Seth went still. "You didn't."

"I had no way of knowing their mother had passed," she defended quickly. "I knew the Marquis of Wythebury and his nephews were coming, but I was never told their parents weren't coming. I was quite mortified when Heron told me she was in heaven with the angels."

Sincerity glowed in her large, expressive eyes that were such a light shade of blue it was almost as if he were looking through them. Her mentioning their mother must have been a shock to Heron and Fallon. They seldom talked about their parents anymore. They were adjusting quite well to their loss. So, despite the frustration he felt, he could forgive her that error. He couldn't fault her if she hadn't known about his sister's death.

Taking in a deep swallowing breath, she continued in a soft penitent tone. "So, naturally." She paused and looked down at her hands before saying, "It's so difficult to admit, but after they told me about their mother, I assumed their father was here with them."

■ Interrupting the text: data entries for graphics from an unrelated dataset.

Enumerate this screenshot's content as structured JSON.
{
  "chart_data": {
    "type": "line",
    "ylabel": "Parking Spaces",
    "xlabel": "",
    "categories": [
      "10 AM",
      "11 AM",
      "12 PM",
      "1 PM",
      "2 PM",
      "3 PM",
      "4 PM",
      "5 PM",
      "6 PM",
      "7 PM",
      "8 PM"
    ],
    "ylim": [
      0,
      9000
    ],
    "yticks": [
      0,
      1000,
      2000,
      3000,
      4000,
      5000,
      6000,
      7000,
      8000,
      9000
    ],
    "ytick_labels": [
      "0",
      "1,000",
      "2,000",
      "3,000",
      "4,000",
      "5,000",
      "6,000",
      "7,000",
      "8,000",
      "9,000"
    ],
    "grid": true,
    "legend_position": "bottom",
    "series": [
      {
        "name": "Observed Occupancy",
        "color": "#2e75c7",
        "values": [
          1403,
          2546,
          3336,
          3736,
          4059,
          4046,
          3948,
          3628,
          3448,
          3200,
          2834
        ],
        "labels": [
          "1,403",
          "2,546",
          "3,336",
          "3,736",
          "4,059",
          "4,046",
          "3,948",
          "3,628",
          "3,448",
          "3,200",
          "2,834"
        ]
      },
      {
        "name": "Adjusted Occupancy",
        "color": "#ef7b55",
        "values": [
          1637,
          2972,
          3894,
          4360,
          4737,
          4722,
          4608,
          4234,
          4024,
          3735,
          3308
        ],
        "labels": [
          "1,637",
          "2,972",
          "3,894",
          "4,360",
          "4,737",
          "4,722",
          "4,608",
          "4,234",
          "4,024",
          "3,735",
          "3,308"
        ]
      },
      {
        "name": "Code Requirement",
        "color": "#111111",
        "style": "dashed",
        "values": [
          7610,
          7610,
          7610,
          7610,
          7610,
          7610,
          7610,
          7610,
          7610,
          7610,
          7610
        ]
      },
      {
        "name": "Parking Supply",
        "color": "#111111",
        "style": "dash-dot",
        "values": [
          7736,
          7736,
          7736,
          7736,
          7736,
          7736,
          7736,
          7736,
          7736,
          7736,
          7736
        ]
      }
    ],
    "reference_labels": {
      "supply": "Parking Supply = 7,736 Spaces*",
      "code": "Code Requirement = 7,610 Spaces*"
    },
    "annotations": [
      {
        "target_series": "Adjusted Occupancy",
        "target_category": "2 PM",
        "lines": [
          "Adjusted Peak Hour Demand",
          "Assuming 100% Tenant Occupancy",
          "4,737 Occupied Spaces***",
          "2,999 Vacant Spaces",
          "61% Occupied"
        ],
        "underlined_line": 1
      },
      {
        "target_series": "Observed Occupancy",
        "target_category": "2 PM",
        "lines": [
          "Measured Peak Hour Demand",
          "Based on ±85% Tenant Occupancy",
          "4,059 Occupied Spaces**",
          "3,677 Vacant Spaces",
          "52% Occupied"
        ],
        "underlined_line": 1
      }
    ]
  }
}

Silently swearing to himself, Seth shook his head in exasperated disbelief. "You didn't," he said again.

"Oh, of course I did," she exclaimed at once. "How could I not? It was the next logical thing to say, to assume."

Seth felt his top lip twitch. Making no effort to hide his growing annoyance, he blurted, "It's maddening to think you could bring the deaths of their parents up twice."

"I agree with you completely," she admitted without offering an excuse. "Believe me, I was horrified by it too. Surely I meant no harm. How could anyone suspect that two such sweet-looking, well-behaved boys had lost their mother and their father?"

"After your first blunder, you didn't think to simply excuse yourself and try to find out something about the lads before you continued?"

"No, I didn't. I wish I had."

He appreciated that her tone and expression were heartfelt, but he was upset Fallon and Heron had to go through the memory of that sorrow again — twice.

"I felt absolutely dreadful," she continued. "So now you can understand why, after I had made such an appalling misstep, the only thing I could possibly do to make it up to them was insist they come outside with me to play in the snow. I wanted — I had to get their minds off the sad subject I'd brought up. I felt confident a snowball fight would do it. And we were having fun until —"


Uncertainty clouded her eyes. She hesitated to finish her sentence, but there was no doubt Seth knew exactly what she was going to say. What he wanted to know was whether she had the mettle to finish her thought. He'd bet a prized stallion she didn't. And, even though he was finding her more and more appealing, at the same time it felt good to see her with a small amount of discomfiture.